Przesłanka braku indywidualnego uzgodnienia nie może w tej sprawie mieć znaczenia wobec abstrakcyjnego charakteru kontroli postanowienia wzorca umownego. Sąd nie bada w niniejszym postępowaniu konkretnych stosunków istniejących pomiędzy kontrahentami, ale wzorzec i treść hipotetycznych stosunków, jakie powstałyby pomiędzy pozwanym a potencjalnym konsumentem. Nie ma zatem znaczenia, czy jakaś konkretna umowa była między stronami negocjowana ani nawet czy wzorzec był, czy też nie był zastosowany przy zawieraniu jakiejkolwiek konkretnej umowy. Kontrola ta ma bowiem charakter oceny ex ante i obejmuje wzorzec, nie zaś konkretną umowę. Istotny jest zatem fakt, że pozwany wprowadził oceniany wzorzec do obrotu poprzez wystąpienie z ofertą zawarcia umowy z wykorzystaniem go.

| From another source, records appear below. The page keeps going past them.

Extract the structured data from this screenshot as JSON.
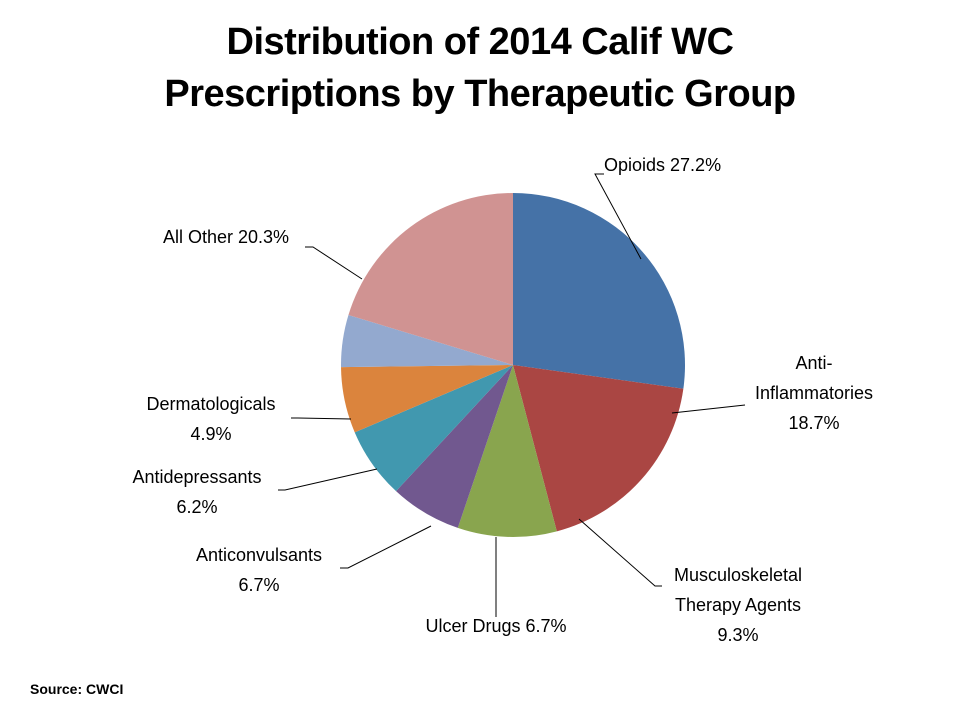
{
  "title": {
    "line1": "Distribution of 2014 Calif WC",
    "line2": "Prescriptions by Therapeutic Group"
  },
  "source": "Source: CWCI",
  "chart_data": {
    "type": "pie",
    "start_angle_deg": 0,
    "direction": "clockwise",
    "slices": [
      {
        "name": "Opioids",
        "value": 27.2,
        "color": "#4572A7",
        "label_lines": [
          "Opioids 27.2%"
        ]
      },
      {
        "name": "Anti-Inflammatories",
        "value": 18.7,
        "color": "#AA4643",
        "label_lines": [
          "Anti-",
          "Inflammatories",
          "18.7%"
        ]
      },
      {
        "name": "Musculoskeletal Therapy Agents",
        "value": 9.3,
        "color": "#89A54E",
        "label_lines": [
          "Musculoskeletal",
          "Therapy Agents",
          "9.3%"
        ]
      },
      {
        "name": "Ulcer Drugs",
        "value": 6.7,
        "color": "#71588F",
        "label_lines": [
          "Ulcer Drugs 6.7%"
        ]
      },
      {
        "name": "Anticonvulsants",
        "value": 6.7,
        "color": "#4198AF",
        "label_lines": [
          "Anticonvulsants",
          "6.7%"
        ]
      },
      {
        "name": "Antidepressants",
        "value": 6.2,
        "color": "#DB843D",
        "label_lines": [
          "Antidepressants",
          "6.2%"
        ]
      },
      {
        "name": "Dermatologicals",
        "value": 4.9,
        "color": "#93A9CF",
        "label_lines": [
          "Dermatologicals",
          "4.9%"
        ]
      },
      {
        "name": "All Other",
        "value": 20.3,
        "color": "#D09392",
        "label_lines": [
          "All Other 20.3%"
        ]
      }
    ]
  }
}
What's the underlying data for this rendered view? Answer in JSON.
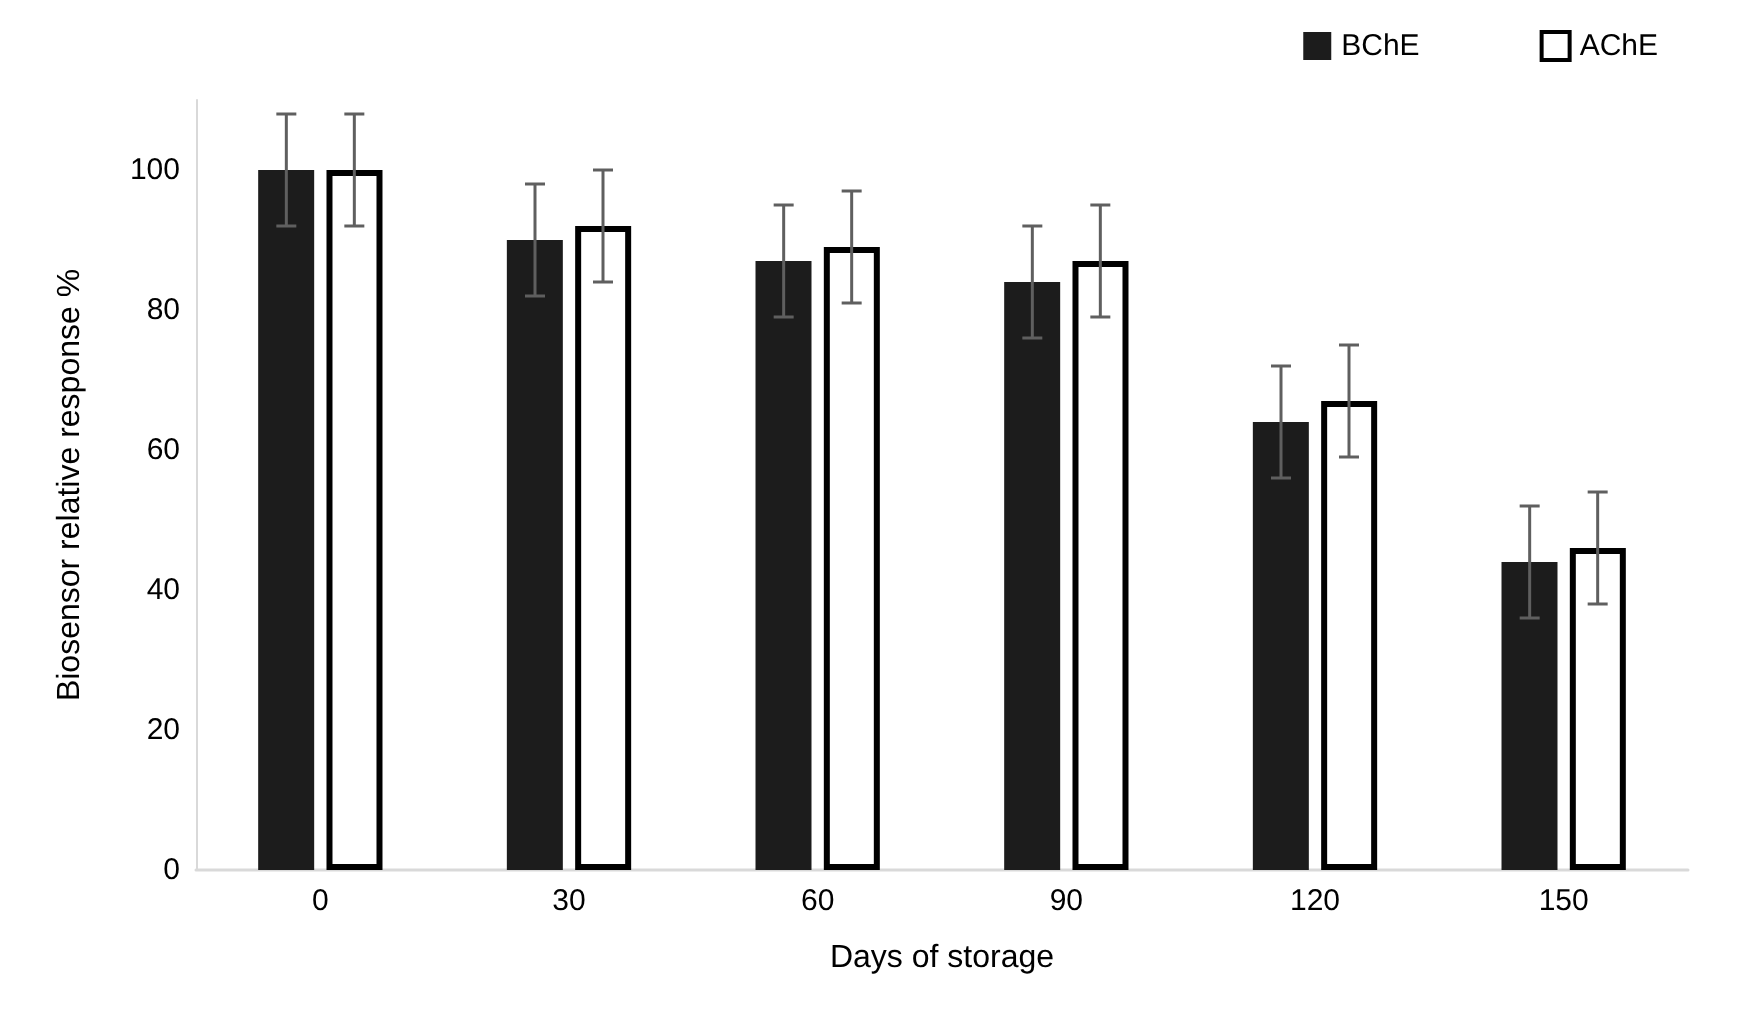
{
  "chart_data": {
    "type": "bar",
    "xlabel": "Days of storage",
    "ylabel": "Biosensor relative response %",
    "categories": [
      "0",
      "30",
      "60",
      "90",
      "120",
      "150"
    ],
    "series": [
      {
        "name": "BChE",
        "color": "#1c1c1c",
        "values": [
          100,
          90,
          87,
          84,
          64,
          44
        ],
        "errors": [
          8,
          8,
          8,
          8,
          8,
          8
        ]
      },
      {
        "name": "AChE",
        "color": "#ffffff",
        "values": [
          100,
          92,
          89,
          87,
          67,
          46
        ],
        "errors": [
          8,
          8,
          8,
          8,
          8,
          8
        ]
      }
    ],
    "ylim": [
      0,
      110
    ],
    "yticks": [
      0,
      20,
      40,
      60,
      80,
      100
    ],
    "grid": false,
    "legend": "top right"
  }
}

Dla zastosowania omawianego przepisu przesłanki II (sprzeczność z dobrymi obyczajami) i III (rażące naruszenie interesów konsumenta), choćby ze względu na verba legis, muszą zachodzić równocześnie. Z reguły rażące naruszenie interesu konsumenta jest naruszeniem dobrych obyczajów, ale nie zawsze zachowanie sprzeczne z dobrymi obyczajami rażąco narusza ten interes.

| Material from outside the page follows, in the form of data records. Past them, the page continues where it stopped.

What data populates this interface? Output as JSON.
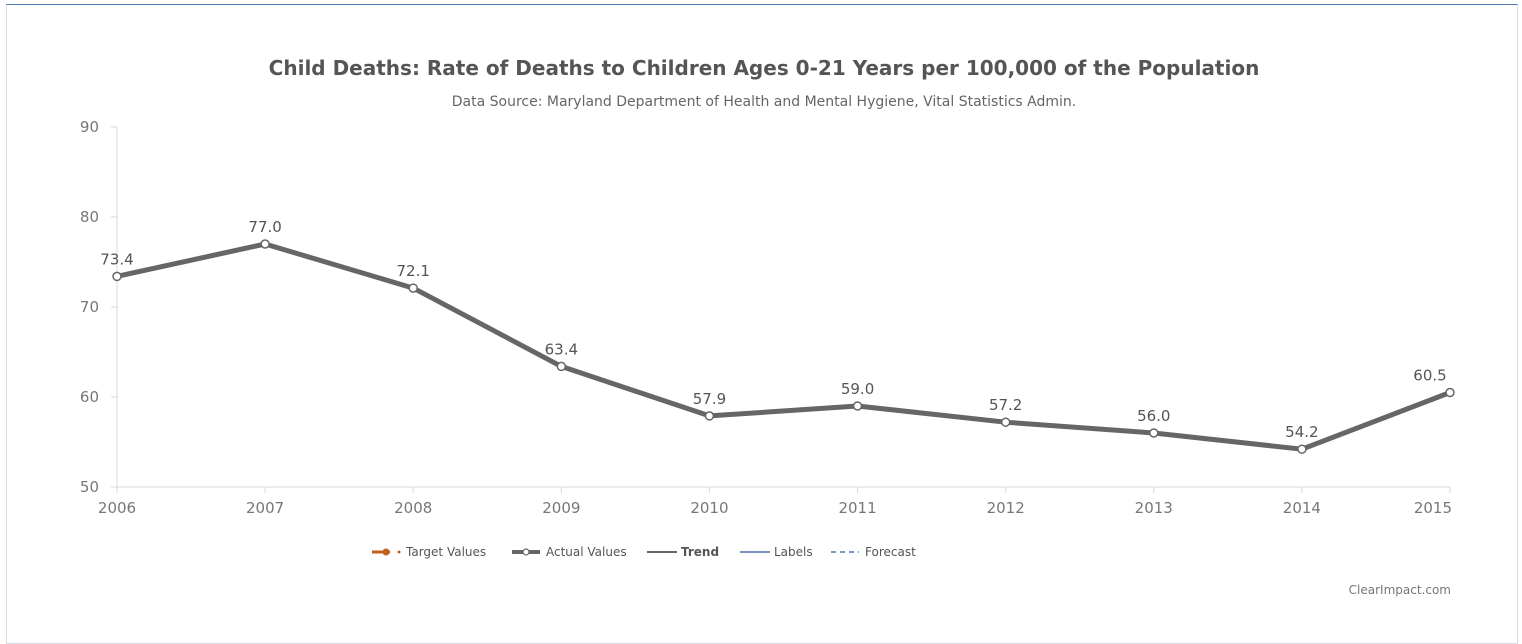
{
  "chart_data": {
    "type": "line",
    "title": "Child Deaths: Rate of Deaths to Children Ages 0-21 Years per 100,000 of the Population",
    "subtitle": "Data Source: Maryland Department of Health and Mental Hygiene, Vital Statistics Admin.",
    "categories": [
      "2006",
      "2007",
      "2008",
      "2009",
      "2010",
      "2011",
      "2012",
      "2013",
      "2014",
      "2015"
    ],
    "series": [
      {
        "name": "Actual Values",
        "values": [
          73.4,
          77.0,
          72.1,
          63.4,
          57.9,
          59.0,
          57.2,
          56.0,
          54.2,
          60.5
        ],
        "labels": [
          "73.4",
          "77.0",
          "72.1",
          "63.4",
          "57.9",
          "59.0",
          "57.2",
          "56.0",
          "54.2",
          "60.5"
        ],
        "color": "#666666"
      }
    ],
    "ylim": [
      50,
      90
    ],
    "yticks": [
      50,
      60,
      70,
      80,
      90
    ],
    "grid": false,
    "legend": {
      "placement": "bottom-center",
      "items": [
        {
          "label": "Target Values",
          "style": "marker-line",
          "color": "#c0601a",
          "bold": false
        },
        {
          "label": "Actual Values",
          "style": "marker-line",
          "color": "#666666",
          "bold": false
        },
        {
          "label": "Trend",
          "style": "line",
          "color": "#333333",
          "bold": true
        },
        {
          "label": "Labels",
          "style": "line",
          "color": "#4a6fa5",
          "bold": false
        },
        {
          "label": "Forecast",
          "style": "dashed",
          "color": "#4a78b0",
          "bold": false
        }
      ]
    },
    "credit": "ClearImpact.com"
  }
}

Poprzez dobre obyczaje rozumiemy pewien powtarzalny wzorzec zachowań, który jest aprobowany przez daną społeczność lub grupę. Są to pozaprawne normy postępowania, którymi przedsiębiorcy winni się kierować. Ich treści nie da się określić w sposób wyczerpujący, ponieważ kształtowane są przez ludzkie postawy uwarunkowane zarówno przyjmowanymi wartościami moralnymi, jak i celami ekonomicznymi i związanymi z tym praktykami życia gospodarczego. Wszystkie one podlegają zmianom w ślad za zmieniającymi się ideologiami politycznymi i społeczno – gospodarczymi oraz przewartościowaniami moralnymi. W szczególności zaś, dobre obyczaje to normy postępowania polecające nienadużywania w stosunku do słabszego uczestnika obrotu posiadanej przewagi ekonomicznej.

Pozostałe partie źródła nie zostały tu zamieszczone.